Ethics matter. They matter from the perspective of self-respect, they matter from the perspective of employees trusting you enough to follow your lead, and they matter from the perspective of business success, because in today’s competitive labor market success depends on the talent you can attract and retain. The best talent will abandon you without regret if you reveal yourself to be an immoral weasel.

Ethics isn’t, however, reducible to a simple formula. If it were, philosophers would have long ago tired of the subject. It is, instead, both complex and highly personal. So here’s my personal perspective on the issues you’ve raised.

Last point first: I do believe ethics are situational. So does our legal system, which, for example, accepts self-defense as justification for killing someone. Opinion: How you motivate an employee (instilling fear of unemployment) has less impact on the ethics of an action than does your intent (wanting to save his job).

Issue No. 2: Manipulation? My own opinion is that honesty and intent differentiate motivating employees from manipulating them.

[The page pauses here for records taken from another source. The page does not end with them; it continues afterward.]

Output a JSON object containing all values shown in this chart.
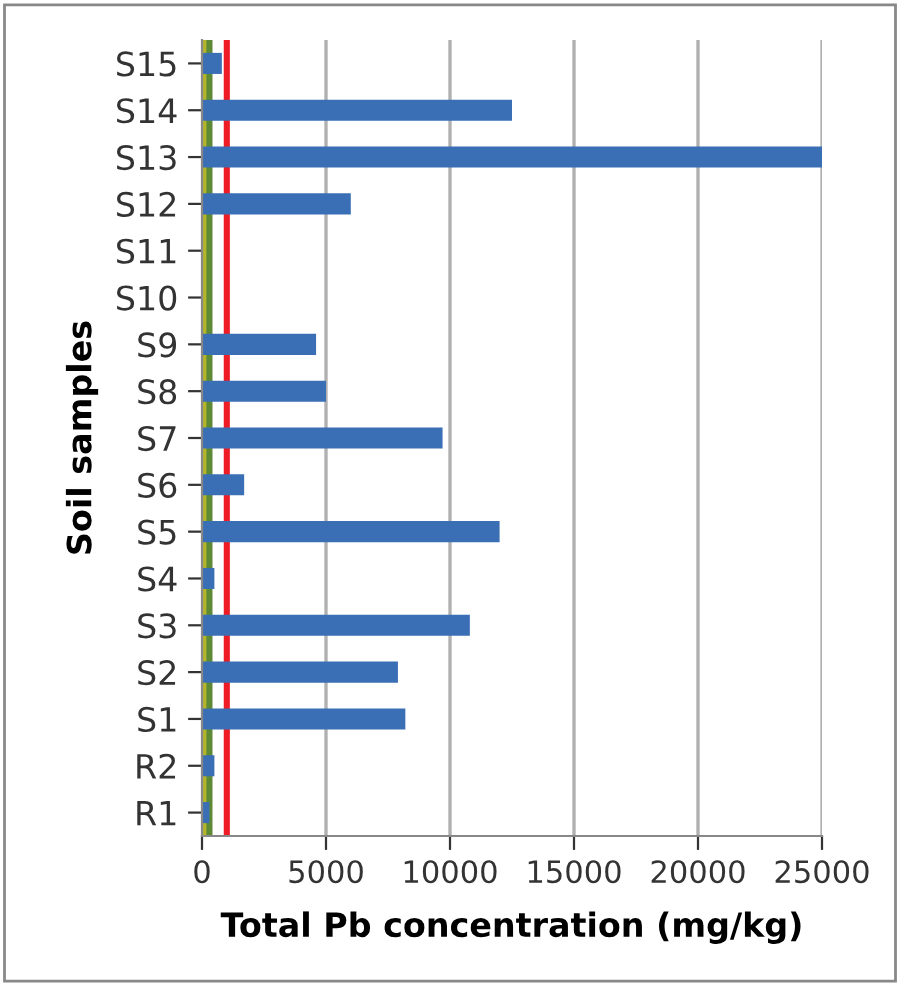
{
  "chart_data": {
    "type": "bar",
    "orientation": "horizontal",
    "xlabel": "Total Pb concentration (mg/kg)",
    "ylabel": "Soil samples",
    "categories": [
      "S15",
      "S14",
      "S13",
      "S12",
      "S11",
      "S10",
      "S9",
      "S8",
      "S7",
      "S6",
      "S5",
      "S4",
      "S3",
      "S2",
      "S1",
      "R2",
      "R1"
    ],
    "values": [
      800,
      12500,
      25000,
      6000,
      null,
      null,
      4600,
      5000,
      9700,
      1700,
      12000,
      500,
      10800,
      7900,
      8200,
      500,
      300
    ],
    "color": "#3a6fb5",
    "xlim": [
      0,
      25000
    ],
    "xticks": [
      0,
      5000,
      10000,
      15000,
      20000,
      25000
    ],
    "grid": "x",
    "ref_lines": [
      {
        "axis": "x",
        "value": 150,
        "color": "#b5b52a"
      },
      {
        "axis": "x",
        "value": 300,
        "color": "#5f8a35"
      },
      {
        "axis": "x",
        "value": 1000,
        "color": "#ee1c24"
      }
    ]
  }
}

Look at it this way: You’re responsible for successfully achieving the mission of your organization. You can’t succeed in this with unmotivated employees. As a manager, you have an impact on employee motivation. You have to decide whether you’re going to do it consciously, through analysis and planning, or whether you’re going to rely on your instincts being good enough to do the job.

Issue #1: Appealing to negative emotions … what’s a negative emotion? Fear? Anger? Both are important to your survival.

Instilling fear is, in my mind, completely ethical if the employee legitimately has something to be afraid of, such as becoming unemployed due to poor performance. Failing to instill fear when there’s something to be afraid of — failing to create a gut-level understanding of the consequences — is as unethical from where I sit as letting a drunk friend drive.

Bullying employees — an act of self-indulgence, not motivation — is entirely different, and always a bad idea.

Humans aren’t Vulcans. Emotions drive human behavior. That’s reality. When managers and executives make decisions based on wishful thinking instead of reality, they make the right choices by accident when they make them at all.